[Python-Dev] PEP 332 revival in coordination with pep 349? [ Was:Re: release plan for 2.5 ?]

Tue Feb 14 00:44:27 CET 2006

On 2/13/06, Michael Foord <fuzzyman at voidspace.org.uk> wrote:
> Phillip J. Eby wrote:
> [snip..]
> >
> > In fact, the 'encoding' argument seems useless in the case of str objects,
> > and it seems it should default to latin-1 for unicode objects.  The only
> >
> -1 for having an implicit encode that behaves differently to other
> implicit encodes/decodes that happen in Python. Life is confusing enough
> already.

But adding an encoding doesn't help.
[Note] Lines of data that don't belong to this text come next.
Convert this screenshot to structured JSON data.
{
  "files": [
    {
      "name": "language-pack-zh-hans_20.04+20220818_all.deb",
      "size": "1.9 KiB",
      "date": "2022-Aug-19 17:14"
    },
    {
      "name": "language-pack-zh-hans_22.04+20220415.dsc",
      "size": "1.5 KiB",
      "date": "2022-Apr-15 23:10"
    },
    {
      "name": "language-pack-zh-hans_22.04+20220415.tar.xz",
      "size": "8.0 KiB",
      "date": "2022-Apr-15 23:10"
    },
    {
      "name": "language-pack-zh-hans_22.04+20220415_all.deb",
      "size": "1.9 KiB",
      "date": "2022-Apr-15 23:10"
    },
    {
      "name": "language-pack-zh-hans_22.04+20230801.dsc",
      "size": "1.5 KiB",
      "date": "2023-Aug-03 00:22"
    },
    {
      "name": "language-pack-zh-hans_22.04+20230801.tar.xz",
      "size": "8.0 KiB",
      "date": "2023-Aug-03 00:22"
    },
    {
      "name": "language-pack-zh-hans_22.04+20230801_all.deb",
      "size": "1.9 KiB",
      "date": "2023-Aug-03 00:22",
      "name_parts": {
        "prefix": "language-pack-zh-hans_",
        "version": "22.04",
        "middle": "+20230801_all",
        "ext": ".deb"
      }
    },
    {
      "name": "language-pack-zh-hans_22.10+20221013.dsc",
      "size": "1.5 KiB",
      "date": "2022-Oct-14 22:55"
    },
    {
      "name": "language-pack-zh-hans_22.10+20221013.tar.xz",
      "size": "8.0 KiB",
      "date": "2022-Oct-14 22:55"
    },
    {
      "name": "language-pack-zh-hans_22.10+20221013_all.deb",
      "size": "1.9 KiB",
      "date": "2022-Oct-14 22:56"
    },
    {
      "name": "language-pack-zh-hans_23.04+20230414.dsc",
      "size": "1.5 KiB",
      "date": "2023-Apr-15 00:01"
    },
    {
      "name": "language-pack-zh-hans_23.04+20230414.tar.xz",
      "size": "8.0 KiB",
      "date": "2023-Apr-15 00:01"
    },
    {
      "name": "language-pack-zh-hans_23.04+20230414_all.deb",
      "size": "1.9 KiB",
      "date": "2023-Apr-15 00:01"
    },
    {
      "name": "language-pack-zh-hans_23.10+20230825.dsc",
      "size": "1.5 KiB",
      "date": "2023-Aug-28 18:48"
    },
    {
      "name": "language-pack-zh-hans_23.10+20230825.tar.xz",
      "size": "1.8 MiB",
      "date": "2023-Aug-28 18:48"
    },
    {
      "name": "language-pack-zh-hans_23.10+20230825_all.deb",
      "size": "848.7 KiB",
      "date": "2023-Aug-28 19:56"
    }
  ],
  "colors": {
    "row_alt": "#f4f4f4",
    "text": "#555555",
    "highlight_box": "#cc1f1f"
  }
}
The str.encode() method always
assumes that the string itself is ASCII-encoded, and that's not good
enough:

>>> "abc".encode("latin-1")
'abc'
>>> "abc".decode("latin-1")
u'abc'
>>> "abc\xf0".decode("latin-1")
u'abc\xf0'
>>> "abc\xf0".encode("latin-1")
Traceback (most recent call last):
  File "<stdin>", line 1, in ?
UnicodeDecodeError: 'ascii' codec can't decode byte 0xf0 in position
3: ordinal not in range(128)
>>>

The right way to look at this is, as Phillip says, to consider
conversion between str and bytes as not an encoding but a data type
change *only*.

--
--Guido van Rossum (home page: http://www.python.org/~guido/)